The Idaho Family Policy Center has ties to the national organization Family Policy Alliance, which has ties to Focus on the Family, Alliance Defending Freedom and the Family Research Council, according to previous reporting by Idaho Capital Sun.

Rep. Barbara Ehardt, R-Idaho Falls, last week gave up any pretenses of independent thinking when she presented a so-called “silent prayer” bill that would allow teachers to pray in school.

“I had been working with First Liberty Institute … and asked them, is this something that maybe we should be doing at the states,” Ehardt said. “And they had written this legislation for the states, and other states are also bringing it.”

First Liberty Institute is a conservative Christian nonprofit based in Texas that purports to fight for freedom of religion.

An article in Mother Jones over the weekend showed communications in 2020 among the Alliance Defending Freedom, the Liberty Counsel and Idaho Rep. Julianne Young, R-Blackfoot, about her bill prohibiting transgender Idahoans from changing the gender marker on their birth certificates, another example of national organizations imposing their moral dogma on Idahoans by using complicit and easily duped Idaho legislators.

“There are multiple bills that are moving in the direction of starting to erode historically enjoyed civil liberties, so that now there’s a lot more government intervention in telling Idahoans how to live their lives,” Morales said. “At the core of what’s different (this year) is that it’s part of a national, coordinated movement that has come to Idaho very well-resourced and is making a significant amount of work for us here in the state.”

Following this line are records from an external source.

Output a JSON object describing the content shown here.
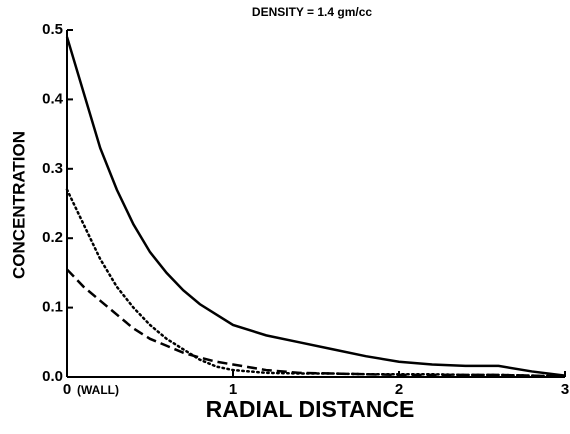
{
  "chart_data": {
    "type": "line",
    "title": "DENSITY = 1.4 gm/cc",
    "xlabel": "RADIAL DISTANCE",
    "ylabel": "CONCENTRATION",
    "annotation": "(WALL)",
    "x": [
      0,
      0.1,
      0.2,
      0.3,
      0.4,
      0.5,
      0.6,
      0.7,
      0.8,
      0.9,
      1.0,
      1.2,
      1.4,
      1.6,
      1.8,
      2.0,
      2.2,
      2.4,
      2.6,
      2.8,
      3.0
    ],
    "series": [
      {
        "color": "#000000",
        "dash": "solid",
        "values": [
          0.49,
          0.41,
          0.33,
          0.27,
          0.22,
          0.18,
          0.15,
          0.125,
          0.105,
          0.09,
          0.075,
          0.06,
          0.05,
          0.04,
          0.03,
          0.022,
          0.018,
          0.016,
          0.016,
          0.008,
          0.002
        ]
      },
      {
        "color": "#000000",
        "dash": "dotted",
        "values": [
          0.27,
          0.22,
          0.17,
          0.13,
          0.1,
          0.075,
          0.055,
          0.04,
          0.025,
          0.015,
          0.01,
          0.006,
          0.005,
          0.005,
          0.004,
          0.004,
          0.004,
          0.003,
          0.003,
          0.002,
          0.001
        ]
      },
      {
        "color": "#000000",
        "dash": "dashed",
        "values": [
          0.155,
          0.13,
          0.11,
          0.09,
          0.07,
          0.055,
          0.045,
          0.035,
          0.028,
          0.022,
          0.018,
          0.01,
          0.006,
          0.005,
          0.004,
          0.003,
          0.003,
          0.003,
          0.003,
          0.002,
          0.001
        ]
      }
    ],
    "xlim": [
      0,
      3
    ],
    "xticks": [
      0,
      1,
      2,
      3
    ],
    "ylim": [
      0,
      0.5
    ],
    "yticks": [
      {
        "value": 0,
        "label": "0.0"
      },
      0.1,
      0.2,
      0.3,
      0.4,
      0.5
    ],
    "grid": false
  }
}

Specifically, the ACLU of Idaho is looking at coordinated efforts to erode voting rights, criminalize interstate travel for an abortion as human trafficking and a call for limits on lower federal courts to consider abortion cases in Idaho.

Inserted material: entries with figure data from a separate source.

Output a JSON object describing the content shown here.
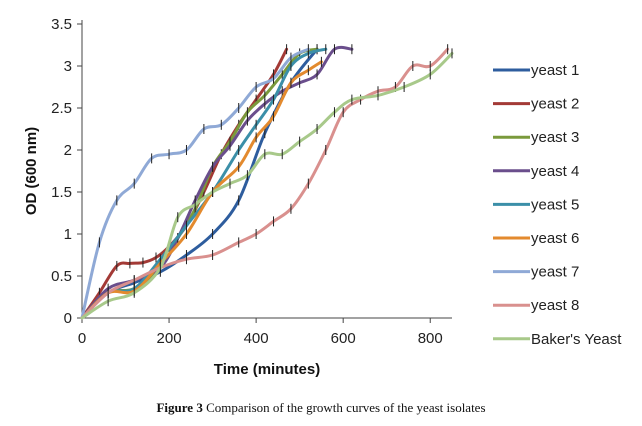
{
  "caption": {
    "label": "Figure 3",
    "text": "Comparison of the growth curves of the yeast isolates"
  },
  "chart_data": {
    "type": "line",
    "xlabel": "Time (minutes)",
    "ylabel": "OD (600 nm)",
    "xlim": [
      0,
      850
    ],
    "ylim": [
      0,
      3.5
    ],
    "xticks": [
      0,
      200,
      400,
      600,
      800
    ],
    "yticks": [
      0,
      0.5,
      1,
      1.5,
      2,
      2.5,
      3,
      3.5
    ],
    "grid": false,
    "legend_position": "right",
    "error_bars": true,
    "series": [
      {
        "name": "yeast 1",
        "color": "#2e5d9e",
        "x": [
          0,
          60,
          120,
          180,
          240,
          300,
          360,
          420,
          480,
          540
        ],
        "y": [
          0.0,
          0.3,
          0.42,
          0.55,
          0.75,
          1.0,
          1.4,
          2.2,
          2.8,
          3.2
        ]
      },
      {
        "name": "yeast 2",
        "color": "#a33a36",
        "x": [
          0,
          40,
          80,
          110,
          140,
          170,
          200,
          240,
          280,
          320,
          360,
          400,
          440,
          470
        ],
        "y": [
          0.0,
          0.3,
          0.62,
          0.65,
          0.66,
          0.72,
          0.85,
          1.1,
          1.5,
          1.95,
          2.3,
          2.6,
          2.9,
          3.2
        ]
      },
      {
        "name": "yeast 3",
        "color": "#7a9a3c",
        "x": [
          0,
          60,
          120,
          180,
          220,
          260,
          300,
          340,
          380,
          420,
          460,
          500,
          540
        ],
        "y": [
          0.0,
          0.3,
          0.35,
          0.6,
          0.95,
          1.3,
          1.8,
          2.1,
          2.45,
          2.65,
          2.9,
          3.15,
          3.2
        ]
      },
      {
        "name": "yeast 4",
        "color": "#6a4e8c",
        "x": [
          0,
          60,
          120,
          180,
          220,
          260,
          300,
          340,
          380,
          420,
          460,
          500,
          540,
          580,
          620
        ],
        "y": [
          0.0,
          0.35,
          0.45,
          0.6,
          0.95,
          1.4,
          1.8,
          2.05,
          2.35,
          2.55,
          2.7,
          2.8,
          2.9,
          3.2,
          3.2
        ]
      },
      {
        "name": "yeast 5",
        "color": "#3b8fa8",
        "x": [
          0,
          60,
          120,
          180,
          240,
          300,
          360,
          400,
          440,
          480,
          520,
          560
        ],
        "y": [
          0.0,
          0.3,
          0.35,
          0.7,
          1.1,
          1.5,
          2.0,
          2.3,
          2.6,
          3.0,
          3.15,
          3.2
        ]
      },
      {
        "name": "yeast 6",
        "color": "#e38a2e",
        "x": [
          0,
          60,
          120,
          180,
          240,
          300,
          360,
          400,
          440,
          480,
          520,
          550
        ],
        "y": [
          0.0,
          0.3,
          0.32,
          0.65,
          1.0,
          1.5,
          1.8,
          2.15,
          2.4,
          2.8,
          2.95,
          3.05
        ]
      },
      {
        "name": "yeast 7",
        "color": "#8fa9d6",
        "x": [
          0,
          40,
          80,
          120,
          160,
          200,
          240,
          280,
          320,
          360,
          400,
          440,
          480,
          520
        ],
        "y": [
          0.0,
          0.9,
          1.4,
          1.6,
          1.9,
          1.95,
          2.0,
          2.25,
          2.3,
          2.5,
          2.75,
          2.85,
          3.1,
          3.2
        ]
      },
      {
        "name": "yeast 8",
        "color": "#d9908e",
        "x": [
          0,
          60,
          120,
          180,
          240,
          300,
          360,
          400,
          440,
          480,
          520,
          560,
          600,
          640,
          680,
          720,
          760,
          800,
          840
        ],
        "y": [
          0.0,
          0.3,
          0.45,
          0.6,
          0.7,
          0.75,
          0.9,
          1.0,
          1.15,
          1.3,
          1.6,
          2.0,
          2.45,
          2.6,
          2.7,
          2.75,
          3.0,
          3.0,
          3.2
        ]
      },
      {
        "name": "Baker's Yeast",
        "color": "#a8c98a",
        "x": [
          0,
          60,
          120,
          180,
          220,
          260,
          300,
          340,
          380,
          420,
          460,
          500,
          540,
          580,
          620,
          680,
          740,
          800,
          850
        ],
        "y": [
          0.0,
          0.2,
          0.3,
          0.6,
          1.2,
          1.35,
          1.5,
          1.6,
          1.7,
          1.95,
          1.95,
          2.1,
          2.25,
          2.45,
          2.6,
          2.65,
          2.75,
          2.9,
          3.15
        ]
      }
    ]
  }
}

Perhaps most egregious are the attacks on the civil liberties of the LGBTQ community. In addition to prohibiting and criminalizing parents and their doctors for providing gender-affirming care for their children, one bill dictates which bathrooms trans kids can use in school. Another attempts to outlaw drag shows, a bill that is so vaguely worded and broad that it could have a major chilling effect on other forms of free expression.

Amy Dundon, of the ACLU of Idaho, stressed that while some of these issues are coming from so-called right-wing groups, the debate should not be seen as simply left versus right.

“I would remind folks that it’s OK to have conservative values,” Dundon said in a video interview. “But it’s crucial that you respect someone who has a more progressive view or a less progressive view. Respecting basic human rights and human dignity is really the key.”

Someone who is conservative, Republican and Christian, who thinks homosexuality is a sin and doubts the experiences of transgender people should still be concerned about the erosion of someone else’s basic human rights.

“We have the freedom to exercise our religious or moral beliefs,” Dundon said. “We have those rights equally, as every other Idahoan does, and I think that that piece is missing.”

And the fact that outside forces are able to exert their policies on Idahoans by using state legislators to enshrine moral beliefs in state law should trouble everyone.

“My concern is when we are putting in code how someone should live their lives, when we put in code what type of books they have access to or not, that almost becomes social engineering for our society,” Morales said. “That’s part of the dangerous nature of what’s moving here, is that a certain perspective is writing things in code that essentially then is guiding how every Idahoan should live, which is contrary to our view of limited government.”

Yes, we can say this is the worst session ever once again, but the worse it gets, the more dire it seems to become.